Collins Living-Learning Center, composed of four separate buildings, is the oldest residence hall still in use on campus, according to the IU Libraries online chronology. Once named Washington Hall, it was later renamed to honor Ralph L. Collins.
The old-fashioned, gothic building houses some of IU’s most liberal and progressive students. According to an article at collinsites.org, Ralph L. Collins earned a Ph.D. from Yale in English with a specialty in drama. He was an IU professor and administrator for more than 25 years.
Collins believed college was a time for students to find themselves and their passions.
“Furthermore, I suggest that the school seek even closer relationships with the basic disciplines in the College of Arts and Sciences, pointing out to its students that the undergraduate years are the time for enrichment and not the time for a high degree of concentration,” Collins said in a speech to the business fraternity Beta Gamma Sigma.
Collins died of a heart attack in 1963 at the age of 55.
Willkie Quad is named after Wendell Willkie, an IU alumnus and the Republican nominee in the 1940 presidential election. He lost to a Democratic incumbent by the name of Franklin D. Roosevelt.
According to an article from the New York Times, "Before Trump or Fiorina, there was Wendell Willkie," Willkie was a businessman at heart. He was generally disliked by the members of the Republican party and was considered to be a loudmouth and a fool.
Joseph A. Wright was the governor of Indiana from 1849 to 1857, according to Volume 78, Issue 3 of IU's Magazine of History. He is best remembered for his tenure as governor.
Several unofficial websites theorize he was the man who created the word Hoosier, although it is largely considered an urban legend.
McNutt Quad is also named for a former Indiana governor, Paul V. McNutt.

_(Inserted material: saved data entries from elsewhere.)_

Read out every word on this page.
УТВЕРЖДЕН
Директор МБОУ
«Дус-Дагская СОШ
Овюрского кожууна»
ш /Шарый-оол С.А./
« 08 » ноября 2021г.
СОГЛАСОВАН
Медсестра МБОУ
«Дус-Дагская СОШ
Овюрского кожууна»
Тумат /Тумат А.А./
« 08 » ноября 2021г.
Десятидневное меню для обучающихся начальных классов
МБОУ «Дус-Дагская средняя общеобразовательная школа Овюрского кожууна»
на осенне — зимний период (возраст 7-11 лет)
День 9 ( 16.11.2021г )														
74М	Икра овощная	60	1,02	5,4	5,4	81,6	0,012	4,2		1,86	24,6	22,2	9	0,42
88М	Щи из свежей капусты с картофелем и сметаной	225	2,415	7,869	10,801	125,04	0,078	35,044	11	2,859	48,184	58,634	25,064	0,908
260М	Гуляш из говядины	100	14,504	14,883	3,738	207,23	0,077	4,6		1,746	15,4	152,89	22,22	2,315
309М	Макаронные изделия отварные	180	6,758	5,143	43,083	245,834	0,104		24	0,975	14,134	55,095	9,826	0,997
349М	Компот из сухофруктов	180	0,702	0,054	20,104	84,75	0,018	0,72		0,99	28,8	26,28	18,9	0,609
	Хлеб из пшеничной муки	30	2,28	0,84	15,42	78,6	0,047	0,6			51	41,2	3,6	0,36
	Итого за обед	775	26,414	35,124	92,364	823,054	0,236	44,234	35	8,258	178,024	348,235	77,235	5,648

Herman T. Briscoe and Carl H. Eigenmann were both professors at Indiana University.
Daniel Read, the man behind the name of Read Center, was a professor who “saved” IU by fighting to make sure IU could keep land the state government was threatening to take back, according to another IU Libraries official blog post named "Daniel Read: The Professor Who Saved the Universities."

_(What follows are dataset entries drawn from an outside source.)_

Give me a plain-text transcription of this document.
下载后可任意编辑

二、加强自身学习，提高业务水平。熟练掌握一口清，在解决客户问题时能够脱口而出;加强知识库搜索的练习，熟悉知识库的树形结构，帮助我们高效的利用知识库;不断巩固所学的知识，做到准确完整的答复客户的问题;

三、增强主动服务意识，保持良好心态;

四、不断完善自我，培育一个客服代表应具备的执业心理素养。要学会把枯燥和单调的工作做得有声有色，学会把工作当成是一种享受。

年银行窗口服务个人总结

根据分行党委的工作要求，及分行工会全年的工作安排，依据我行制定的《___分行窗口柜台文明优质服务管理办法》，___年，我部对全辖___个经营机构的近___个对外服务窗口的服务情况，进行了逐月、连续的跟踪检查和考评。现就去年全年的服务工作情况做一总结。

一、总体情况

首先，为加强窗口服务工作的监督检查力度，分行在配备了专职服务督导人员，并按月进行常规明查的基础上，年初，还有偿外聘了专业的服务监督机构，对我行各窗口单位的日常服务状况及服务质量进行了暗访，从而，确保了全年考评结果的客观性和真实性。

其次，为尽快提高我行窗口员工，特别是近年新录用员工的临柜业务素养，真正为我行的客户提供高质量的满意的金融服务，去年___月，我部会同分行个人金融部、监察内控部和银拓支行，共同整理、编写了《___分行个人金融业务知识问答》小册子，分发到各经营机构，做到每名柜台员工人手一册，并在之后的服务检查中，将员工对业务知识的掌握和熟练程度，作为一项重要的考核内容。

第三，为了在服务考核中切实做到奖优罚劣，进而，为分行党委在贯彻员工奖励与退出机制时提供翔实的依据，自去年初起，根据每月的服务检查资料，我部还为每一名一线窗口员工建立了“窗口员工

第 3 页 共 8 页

Foster Quad is named after John W. Foster, an IU graduate in his youth and a soldier in the Civil War, according to an IU Libraries blog post.
Not every residence hall is named after a man.
Beth Feickert said Nellie Showers Teter donated the land where Teter Quad is located and was IU’s first female trustee.
Feickert also mentioned the multiple buildings that make up Wells Quad, named for Agnes E. Wells. Wells earned a Bachelor of Arts degree from IU, and she was IU’s Dean of Women from 1918-1937.
Part of Wells Quad is Goodbody Hall, named for another Dean of Women and pioneer of their rights, Louise A. Goodbody.
Memorial Hall, another part of the Wells Quadrangle, was the first women’s residence on campus in 1924, according to an official IU "Voices from the IU Bicentennial" blog post.
According to IU's online archives, the office of Dean of Women lasted until June of 1946, when IU created the non-gender-specific Dean of Students.
While Ida Husted Harper does not have a residence hall named after her, Harper Hall in the Foster Quad honors her legacy and commitment to women’s rights. Feickert wrote that Harper was a newspaper writer, a Susan B. Anthony biographer, a delegate to the International Council of Women and a woman’s suffrage advocate.
Recently, there has been a shift in the naming policy for buildings at IU. The University has started naming residence halls and buildings after trees. Students who were on campus a few years ago will remember when Spruce Hall was named Rose Hall.
Assistant to the Executive Vice President and Administrator Coordinator Danyele Green explained the internal reasoning behind the renaming.
“The renaming was in response to keeping the tree-theme which has been in place for new residence halls," Green said. "IU went through considerable effort to save and preserve the spruce trees and even built the building around them.”
Whether the residence halls are honoring men, women or trees, there is always a story behind the name.